Both Upper- and Lower-Income Consumer Expectations Improving
Lower-income Americans (those with monthly household incomes of less than $2,000) continue to be less pessimistic than their upper-income counterparts (those with monthly incomes of $7,500 or more) about the future direction of the U.S. economy. The reverse was the case back in August and September of last year. The two income groups' outlooks became roughly equal in October, and since November, greater pessimism has been evident among upper-income Americans.
The net percentage "getting better" among lower-income Americans was -51 points last week, compared to -58 among upper-income households. Still, consumer expectations have improved among both income groups during the past week and particularly compared to mid-December.
It seems rather ironic that consumer expectations for the future of the U.S. economy have improved somewhat even as President-elect Obama describes the economic situation as "dire," the president of the Federal Reserve Bank of Kansas City suggests the outlook for the first half of 2009 is "grim," and recent economic reports show economic activity plummeted during the fourth quarter of last year. Of course, the uptick in consumer expectations could simply reflect more positive spirits associated with the Christmas/New Year's period. Lower gas prices may also be helping encourage consumers. However, it seems more likely that many consumers, like many on Wall Street, are encouraged by talk of an enormous government stimulus plan and the soon-to-arrive Obama inauguration.
Whether consumers are encouraged by holiday cheer, talk of a new stimulus plan, or something else, it will be interesting to see how they respond to the economic headlines over the days and weeks ahead. On the one hand, they will hear about an increasingly depressing jobs situation. They are also likely to see numerous references to the potential for economic disaster as political leaders make the case for the economic stimulus legislation. Worst of all, they may end up seeing a rash of bankruptcies as the fallout of dismal holiday sales is realized.
On the other hand, there is likely to be at least a temporary euphoria as the nation celebrates the historic inauguration of the new president-elect. This optimistic atmosphere could gain momentum as the planned dramatic action by the federal government is outlined in more detail and the unprecedented actions of the Fed begin to be felt on Main Street.
Gallup will continue to monitor consumer perceptions and report on them daily as the new year unfolds.
Gallup is interviewing no fewer than 1,000 U.S. adults nationwide each day during 2008 and 2009. The economic questions analyzed in this report are asked of a random half-sample of respondents each day. The results reported here are based on combined data of more than 8,000 interviews in August, September, October, and November. For results based on this sample, the maximum margin of sampling error is ±1 percentage point.

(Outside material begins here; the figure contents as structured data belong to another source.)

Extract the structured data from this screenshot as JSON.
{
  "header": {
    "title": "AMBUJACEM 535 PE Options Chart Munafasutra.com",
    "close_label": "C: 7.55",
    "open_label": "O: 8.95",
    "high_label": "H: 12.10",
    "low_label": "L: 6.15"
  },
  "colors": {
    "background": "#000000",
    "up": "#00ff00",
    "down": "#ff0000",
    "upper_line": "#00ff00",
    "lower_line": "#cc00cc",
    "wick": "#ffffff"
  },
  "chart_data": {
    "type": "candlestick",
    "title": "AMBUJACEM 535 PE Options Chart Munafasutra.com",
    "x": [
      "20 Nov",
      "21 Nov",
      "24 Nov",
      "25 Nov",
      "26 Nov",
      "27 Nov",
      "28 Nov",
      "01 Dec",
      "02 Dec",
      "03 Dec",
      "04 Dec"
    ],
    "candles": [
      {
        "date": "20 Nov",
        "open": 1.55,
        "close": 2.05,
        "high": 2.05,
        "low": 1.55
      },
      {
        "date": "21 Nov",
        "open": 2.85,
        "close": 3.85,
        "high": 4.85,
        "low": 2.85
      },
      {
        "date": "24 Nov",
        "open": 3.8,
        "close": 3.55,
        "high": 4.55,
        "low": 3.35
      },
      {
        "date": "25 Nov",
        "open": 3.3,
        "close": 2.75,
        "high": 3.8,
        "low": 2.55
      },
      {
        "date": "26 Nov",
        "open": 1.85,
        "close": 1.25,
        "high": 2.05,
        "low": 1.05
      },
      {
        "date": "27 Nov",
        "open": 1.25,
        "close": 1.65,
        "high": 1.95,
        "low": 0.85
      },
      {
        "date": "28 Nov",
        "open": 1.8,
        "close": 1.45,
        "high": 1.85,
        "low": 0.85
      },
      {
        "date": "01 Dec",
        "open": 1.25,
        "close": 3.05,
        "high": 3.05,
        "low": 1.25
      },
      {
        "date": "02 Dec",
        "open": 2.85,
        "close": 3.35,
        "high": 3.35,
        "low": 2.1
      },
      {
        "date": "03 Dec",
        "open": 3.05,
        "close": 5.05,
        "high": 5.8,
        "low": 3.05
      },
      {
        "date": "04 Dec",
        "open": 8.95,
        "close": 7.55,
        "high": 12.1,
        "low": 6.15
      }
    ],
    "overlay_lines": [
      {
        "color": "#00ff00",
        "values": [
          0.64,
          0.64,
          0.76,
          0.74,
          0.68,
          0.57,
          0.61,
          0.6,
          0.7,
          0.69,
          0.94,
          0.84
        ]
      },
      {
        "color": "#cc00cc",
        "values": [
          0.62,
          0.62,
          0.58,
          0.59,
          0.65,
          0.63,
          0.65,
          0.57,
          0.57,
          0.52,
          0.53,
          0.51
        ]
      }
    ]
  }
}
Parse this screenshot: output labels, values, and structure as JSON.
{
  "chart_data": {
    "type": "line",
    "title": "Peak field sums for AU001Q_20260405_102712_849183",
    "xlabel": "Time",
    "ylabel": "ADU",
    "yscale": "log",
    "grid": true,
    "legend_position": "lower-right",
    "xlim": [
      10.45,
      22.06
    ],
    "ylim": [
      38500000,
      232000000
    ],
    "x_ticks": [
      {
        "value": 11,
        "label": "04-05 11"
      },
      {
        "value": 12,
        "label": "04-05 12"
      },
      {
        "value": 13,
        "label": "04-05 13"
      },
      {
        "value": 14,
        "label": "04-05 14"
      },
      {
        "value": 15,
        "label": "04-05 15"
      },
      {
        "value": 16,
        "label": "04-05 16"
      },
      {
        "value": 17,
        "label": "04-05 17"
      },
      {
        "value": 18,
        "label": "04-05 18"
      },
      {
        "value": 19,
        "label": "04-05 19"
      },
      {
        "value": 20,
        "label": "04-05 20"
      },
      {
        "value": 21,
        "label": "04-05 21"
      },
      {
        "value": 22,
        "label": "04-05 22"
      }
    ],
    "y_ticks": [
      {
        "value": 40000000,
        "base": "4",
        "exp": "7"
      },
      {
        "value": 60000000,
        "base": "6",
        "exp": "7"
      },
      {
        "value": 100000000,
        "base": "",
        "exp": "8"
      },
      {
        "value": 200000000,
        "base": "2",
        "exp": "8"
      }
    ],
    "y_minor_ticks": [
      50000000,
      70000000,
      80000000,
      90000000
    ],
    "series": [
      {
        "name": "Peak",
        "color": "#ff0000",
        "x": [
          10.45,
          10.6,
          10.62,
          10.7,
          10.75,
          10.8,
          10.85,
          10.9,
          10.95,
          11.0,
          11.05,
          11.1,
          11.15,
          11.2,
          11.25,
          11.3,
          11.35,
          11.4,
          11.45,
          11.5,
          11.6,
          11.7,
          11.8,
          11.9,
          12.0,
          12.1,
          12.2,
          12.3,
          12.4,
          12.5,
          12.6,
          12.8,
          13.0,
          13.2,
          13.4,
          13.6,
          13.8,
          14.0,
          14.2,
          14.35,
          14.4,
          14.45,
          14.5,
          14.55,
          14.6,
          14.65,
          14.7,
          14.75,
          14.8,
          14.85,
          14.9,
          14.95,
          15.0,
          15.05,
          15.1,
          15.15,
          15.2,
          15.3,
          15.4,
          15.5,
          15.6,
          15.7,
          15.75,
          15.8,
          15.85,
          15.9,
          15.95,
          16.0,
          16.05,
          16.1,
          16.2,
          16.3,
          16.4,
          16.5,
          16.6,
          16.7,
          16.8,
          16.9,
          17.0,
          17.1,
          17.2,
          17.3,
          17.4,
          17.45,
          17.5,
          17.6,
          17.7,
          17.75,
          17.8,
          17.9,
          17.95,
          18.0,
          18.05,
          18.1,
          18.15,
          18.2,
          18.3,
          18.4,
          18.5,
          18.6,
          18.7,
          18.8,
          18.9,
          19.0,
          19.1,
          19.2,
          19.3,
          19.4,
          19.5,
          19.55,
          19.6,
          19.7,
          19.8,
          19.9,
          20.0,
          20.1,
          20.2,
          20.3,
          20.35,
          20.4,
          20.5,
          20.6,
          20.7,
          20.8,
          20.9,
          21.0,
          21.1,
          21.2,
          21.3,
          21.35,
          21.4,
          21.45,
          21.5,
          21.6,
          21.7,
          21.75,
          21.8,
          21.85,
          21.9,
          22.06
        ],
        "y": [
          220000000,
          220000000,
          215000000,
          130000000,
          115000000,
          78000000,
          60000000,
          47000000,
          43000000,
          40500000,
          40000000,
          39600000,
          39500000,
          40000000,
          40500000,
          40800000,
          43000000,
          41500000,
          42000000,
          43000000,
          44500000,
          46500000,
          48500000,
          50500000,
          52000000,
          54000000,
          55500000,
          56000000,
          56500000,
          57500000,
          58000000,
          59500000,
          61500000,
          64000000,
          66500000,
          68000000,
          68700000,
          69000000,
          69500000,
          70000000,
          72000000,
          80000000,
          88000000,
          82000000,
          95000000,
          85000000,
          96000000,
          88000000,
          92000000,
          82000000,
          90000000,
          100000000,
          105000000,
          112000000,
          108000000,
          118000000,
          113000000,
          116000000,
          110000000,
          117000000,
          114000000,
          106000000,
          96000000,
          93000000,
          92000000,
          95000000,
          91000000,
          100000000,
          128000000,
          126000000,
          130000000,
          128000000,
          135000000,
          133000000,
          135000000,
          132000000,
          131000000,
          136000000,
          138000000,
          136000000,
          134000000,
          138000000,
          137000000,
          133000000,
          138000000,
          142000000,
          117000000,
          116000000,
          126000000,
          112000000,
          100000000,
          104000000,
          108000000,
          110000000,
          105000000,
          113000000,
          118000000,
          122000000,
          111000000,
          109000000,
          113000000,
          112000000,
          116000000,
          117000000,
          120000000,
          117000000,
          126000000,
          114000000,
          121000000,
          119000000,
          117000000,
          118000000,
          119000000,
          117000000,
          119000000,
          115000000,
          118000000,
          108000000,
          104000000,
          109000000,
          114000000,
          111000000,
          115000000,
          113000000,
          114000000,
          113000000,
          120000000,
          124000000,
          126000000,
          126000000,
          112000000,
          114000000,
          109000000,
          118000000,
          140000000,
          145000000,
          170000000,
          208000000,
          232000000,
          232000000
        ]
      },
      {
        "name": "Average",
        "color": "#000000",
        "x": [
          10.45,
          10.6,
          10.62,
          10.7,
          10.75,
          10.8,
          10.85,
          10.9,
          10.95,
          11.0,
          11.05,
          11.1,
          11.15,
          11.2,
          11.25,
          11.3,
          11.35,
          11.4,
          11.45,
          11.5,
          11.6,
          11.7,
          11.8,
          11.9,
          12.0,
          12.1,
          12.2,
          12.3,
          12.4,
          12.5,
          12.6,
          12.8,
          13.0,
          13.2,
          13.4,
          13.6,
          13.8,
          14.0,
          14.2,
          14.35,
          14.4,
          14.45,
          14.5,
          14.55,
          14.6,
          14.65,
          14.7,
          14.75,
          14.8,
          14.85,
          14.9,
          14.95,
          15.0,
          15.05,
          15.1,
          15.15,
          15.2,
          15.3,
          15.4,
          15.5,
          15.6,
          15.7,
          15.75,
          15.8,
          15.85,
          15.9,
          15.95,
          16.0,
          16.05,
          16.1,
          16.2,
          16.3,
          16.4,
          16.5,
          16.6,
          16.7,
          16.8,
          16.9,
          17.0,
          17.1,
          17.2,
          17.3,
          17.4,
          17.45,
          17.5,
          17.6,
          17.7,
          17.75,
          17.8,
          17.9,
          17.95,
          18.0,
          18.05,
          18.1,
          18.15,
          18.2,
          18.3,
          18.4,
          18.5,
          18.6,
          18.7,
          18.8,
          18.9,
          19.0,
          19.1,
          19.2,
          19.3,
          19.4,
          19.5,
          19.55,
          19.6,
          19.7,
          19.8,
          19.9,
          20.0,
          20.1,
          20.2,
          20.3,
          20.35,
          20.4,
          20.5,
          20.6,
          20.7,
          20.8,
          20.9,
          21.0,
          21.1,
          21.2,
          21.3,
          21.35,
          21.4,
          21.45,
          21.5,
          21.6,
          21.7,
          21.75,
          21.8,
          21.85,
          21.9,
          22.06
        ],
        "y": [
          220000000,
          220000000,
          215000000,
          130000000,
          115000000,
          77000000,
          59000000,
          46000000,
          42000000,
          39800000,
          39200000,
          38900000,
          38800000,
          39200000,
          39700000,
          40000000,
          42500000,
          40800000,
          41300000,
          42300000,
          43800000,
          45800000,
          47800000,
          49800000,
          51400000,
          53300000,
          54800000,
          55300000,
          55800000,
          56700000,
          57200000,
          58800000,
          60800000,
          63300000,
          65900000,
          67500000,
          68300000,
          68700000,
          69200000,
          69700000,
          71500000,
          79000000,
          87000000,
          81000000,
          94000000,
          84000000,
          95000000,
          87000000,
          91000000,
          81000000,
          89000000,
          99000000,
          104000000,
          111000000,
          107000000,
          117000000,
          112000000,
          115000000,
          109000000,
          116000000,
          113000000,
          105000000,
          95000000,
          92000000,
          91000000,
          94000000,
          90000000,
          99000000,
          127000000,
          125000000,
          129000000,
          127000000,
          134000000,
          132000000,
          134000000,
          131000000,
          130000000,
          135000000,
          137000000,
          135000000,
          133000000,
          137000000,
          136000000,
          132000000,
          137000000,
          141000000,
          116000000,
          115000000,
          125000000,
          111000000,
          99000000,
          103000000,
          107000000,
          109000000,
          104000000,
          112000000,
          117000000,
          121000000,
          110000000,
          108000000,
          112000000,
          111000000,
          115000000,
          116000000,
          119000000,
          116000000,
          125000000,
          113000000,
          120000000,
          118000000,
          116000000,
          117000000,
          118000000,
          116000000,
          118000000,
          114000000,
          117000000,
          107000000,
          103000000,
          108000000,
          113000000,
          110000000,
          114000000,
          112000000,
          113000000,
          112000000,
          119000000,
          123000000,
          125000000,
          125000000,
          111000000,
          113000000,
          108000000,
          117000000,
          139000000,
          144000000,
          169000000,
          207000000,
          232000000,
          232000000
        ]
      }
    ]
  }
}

The questions for December are based on combined data of more than 3,000 interviews conducted weekly. For results based on these samples, the maximum margin of sampling error is ±2 percentage points.
Interviews are conducted with respondents on land-line telephones (for respondents with a land-line telephone) and cellular phones (for respondents who are cell-phone only).
In addition to sampling error, question wording and practical difficulties in conducting surveys can introduce error or bias into the findings of public opinion polls.